Bè, non proprio da solo: lasciata la prima moglie, Cynthia (e con un figlio, Julian), Lennon riconosce la sua anima gemella nell’artista giapponese Yoko Ono. Ed è proprio lei ad alimentare la sua personale visione di un’arte emancipata sia dall’ingenuità dei lezi amorosi di I Wanna Hold Your Hand (1964) che dalle giovanili sperimentazioni con le droghe allucinogene di I Am the Walrus (1967) e compagnia.

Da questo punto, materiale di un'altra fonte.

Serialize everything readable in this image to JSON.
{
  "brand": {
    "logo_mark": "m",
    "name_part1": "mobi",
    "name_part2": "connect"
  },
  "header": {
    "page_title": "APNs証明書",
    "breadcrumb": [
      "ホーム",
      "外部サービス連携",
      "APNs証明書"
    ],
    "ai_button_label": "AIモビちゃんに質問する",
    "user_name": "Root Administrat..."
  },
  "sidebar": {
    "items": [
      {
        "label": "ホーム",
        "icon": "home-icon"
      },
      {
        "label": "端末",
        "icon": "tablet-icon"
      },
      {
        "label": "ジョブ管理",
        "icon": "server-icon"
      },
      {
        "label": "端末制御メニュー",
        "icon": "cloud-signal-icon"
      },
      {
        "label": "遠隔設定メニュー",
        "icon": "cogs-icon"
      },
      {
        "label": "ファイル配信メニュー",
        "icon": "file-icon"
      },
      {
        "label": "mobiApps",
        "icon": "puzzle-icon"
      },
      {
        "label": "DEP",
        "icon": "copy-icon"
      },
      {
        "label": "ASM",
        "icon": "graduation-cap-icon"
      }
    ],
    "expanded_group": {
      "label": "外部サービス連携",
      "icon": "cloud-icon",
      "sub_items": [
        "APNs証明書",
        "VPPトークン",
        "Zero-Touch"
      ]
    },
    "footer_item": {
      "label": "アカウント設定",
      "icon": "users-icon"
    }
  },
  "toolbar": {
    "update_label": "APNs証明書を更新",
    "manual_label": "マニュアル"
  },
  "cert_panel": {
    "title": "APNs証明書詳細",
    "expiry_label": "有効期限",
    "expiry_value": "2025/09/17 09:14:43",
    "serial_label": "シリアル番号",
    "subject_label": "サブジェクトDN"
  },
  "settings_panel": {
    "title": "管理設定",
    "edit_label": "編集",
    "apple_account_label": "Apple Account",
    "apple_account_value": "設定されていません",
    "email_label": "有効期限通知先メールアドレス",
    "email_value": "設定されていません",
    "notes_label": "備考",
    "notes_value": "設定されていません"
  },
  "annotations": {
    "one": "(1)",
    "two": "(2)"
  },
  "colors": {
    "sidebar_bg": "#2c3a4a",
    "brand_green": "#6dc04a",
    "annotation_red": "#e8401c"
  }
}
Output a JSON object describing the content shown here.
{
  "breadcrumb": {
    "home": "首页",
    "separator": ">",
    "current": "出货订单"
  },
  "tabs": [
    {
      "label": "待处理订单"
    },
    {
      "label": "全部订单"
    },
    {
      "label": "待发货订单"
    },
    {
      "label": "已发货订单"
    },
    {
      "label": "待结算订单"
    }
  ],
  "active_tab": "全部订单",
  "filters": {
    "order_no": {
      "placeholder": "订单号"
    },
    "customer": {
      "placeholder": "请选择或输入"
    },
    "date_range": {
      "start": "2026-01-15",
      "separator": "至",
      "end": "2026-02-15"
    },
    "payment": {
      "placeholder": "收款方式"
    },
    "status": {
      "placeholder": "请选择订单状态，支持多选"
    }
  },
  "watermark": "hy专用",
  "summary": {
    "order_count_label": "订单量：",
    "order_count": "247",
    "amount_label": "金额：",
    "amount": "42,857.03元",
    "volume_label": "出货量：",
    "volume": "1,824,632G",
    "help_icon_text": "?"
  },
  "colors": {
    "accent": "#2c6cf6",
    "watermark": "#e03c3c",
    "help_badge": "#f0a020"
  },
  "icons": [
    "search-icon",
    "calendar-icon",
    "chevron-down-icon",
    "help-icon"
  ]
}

Infatti dichiara in God (1970), forse in assoluto la sua canzone più impegnativa: “I was the walrus / But now I’m John”. Con il nuovo decennio il suo carattere intemperante ed anticonformista esplode. Al confronto la volta in cui, con i Beatles, chiede ai più abbienti tra il pubblico di un elegante concerto di scuotere i loro gioielli anziché battere le mani, è nulla.
E negli anni ’70 non è più tempo per le hit e per le classifiche. “I don’t believe / In Beatles” dichiara, sempre in God. Per lui arriva il tempo delle riflessioni proletarie di Working Class Hero, dell’inno da manifestazione Power to the People, del classico pacifista Give Peace a Chance; e, naturalmente, della sua canzone idolatrata oltre ogni dire: Imagine.
Tra i bed-in assieme a Yoko e le infinite partecipazione a manifestazioni di protesta e sodalizi e amicizie con figure chiave del movimento hippie, John non gestisce la sua carriera in maniera brillante. Mentre le fan adolescenti dei Beatles (ormai cresciute) si domandano ancora cosa mai sia successo a quel bel ragazzo un po’ sfacciato ma divertente che le aveva conquistate, John si avvia verso la sua imprevista fine.
E sembra un po’ destino, a pensarci: non riusciamo ad immaginare come uno come lui avrebbe potuto adattarsi agli anni ’80. Lui così radicale, ostinato, testardo, irriverente. In qualche modo, tutta l’era hippie e tutta la cultura degli anni ’60 muoiono, defintivamente, assieme a lui sotto i colpi di pistola di Mark David Chapman.
Che cosa rimane? Un personaggio originale, eternamente scontento e proprio per questo artista geniale tra i geni, innovatore e pensatore illuminato. Non è un caso che, tra quelle dei Beatles, le sue siano sempre le canzoni più atipiche, quelle che più osano. Una leggenda, insomma, per eccellenza. Un mito senza tempo, uno degli uomini più influenti mai vissuti. Oppure, forse, solo un “ragazzo geloso”, chissà.